Minggu, 17 Desember 2017

Kacamata Hablun Minannas

Kacamata Hablun Minannas

Sebelum berangkat, saya mendapati kacamata model punya Bung Karno, di dapur. Kacamata berwarna agak kekuningan di bagian kacanya yang sudah beret dan gagangnya patah-tetapi patahannya masih menggelantung-sebelah itu saya coba. Seketika itu saya merasa lebih ganteng dengan pakai kacamata. Karena gagangnya sudah betul-betul patah, pikiran saya terbersit untuk membeli di pasar kalau nanti sudah sampai di tempat tujuan. Tujuan saya ke bengkel, karena ipar saya telpon kalau tutup timing bel yang rusak akibat kecelakaan istri saya itu sudah dapat.

Sesampainya di bengkel, saya letakkan sepeda motor saya, kemudian bergegas ke pasar tempat ipar saya jualan. Karena tadi punya niatan untuk membeli kacamata, saya pamit sama kakak ipar saya. Lalu keliling pasar untuk mencari penjual kacamata. Ternyata tidak sulit untuk mendapatkan penjual kacamata, saya mendekat untuk memastikan ada yang cocok atau tidak.
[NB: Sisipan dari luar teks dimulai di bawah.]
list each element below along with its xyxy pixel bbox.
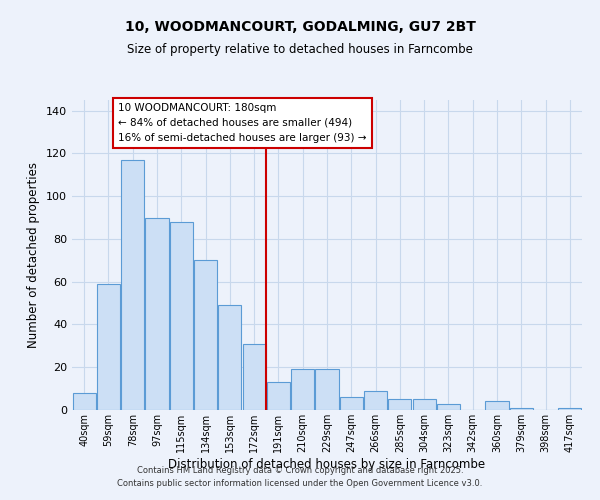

Setelah saya coba beberapa. Lalu saya mencoba mengakrabkan diri dengan sang penjual dengan bertanya, "Sampèan dàri kakdimmah?" (Anda dari mana?) Penjual itu menjawab dengan sangat ketus sekali, "Marah padhàddhih ghàlluh kacamatanah, marènah la atanyah!" (Mari jadikan dulu kacamatanya, habis ini pas tanya) maksudnya jadikan dulu traksaksi kacamata itu. Deng, deg deg deg, kepala seperti dipukul pakai galon dan hati berdegup kencang seperti orang yang sedang berpapasan dengan orang yang disukai. Saya merasa sangat malu sekali, seperti tidak dihargai sama orang itu.

Karena saya bersama ponaan. Dengan kesal saya bilang sama ponaan saya, "Dhulih kakèh nyarèh se kemmaah bhàih!" (Segera kamu cari yang mana saja) instruksi saya kepadanya. Dengan tanggap dia mengambil satu, "Nikah ghi?" (Ini ya?) Saya bilang, "Paca'en!" (Terserah!) Hingga beberapa kali dia menunjuk dan saya tetap bilang terserah. Hingga akhirnya dia menjatuhkan sebuah pilihan. Setelah kecamata didapatkan (yang cocoknya pada dia, bukan saya), saya bertanya, "Sanapah arghànah? (Berapa harganya?) Dia jawab, "Tiga puluh ribu". Ponaan saya langsung membayarnya dengan instruksi saya.

Setelah dibayar, tanpa pamit saya langsung pergi dari tempat itu. Dalam hati menggerutu, "sepertinya orang itu tidak akan bertahan lama berjualan". Ponaan yang tahu saya sedang kesal, dia cengar cengir. Akhirnya saya kembali ke toko kakak ipar saya, lalu saya bercerita tentang kejadian itu. Dia senyam senyum, lalu istrinya menyampaikan kalau dia itu masih famili jauhnya. Dan ternyata, orang itu sudah sepuluh kali nikah talak.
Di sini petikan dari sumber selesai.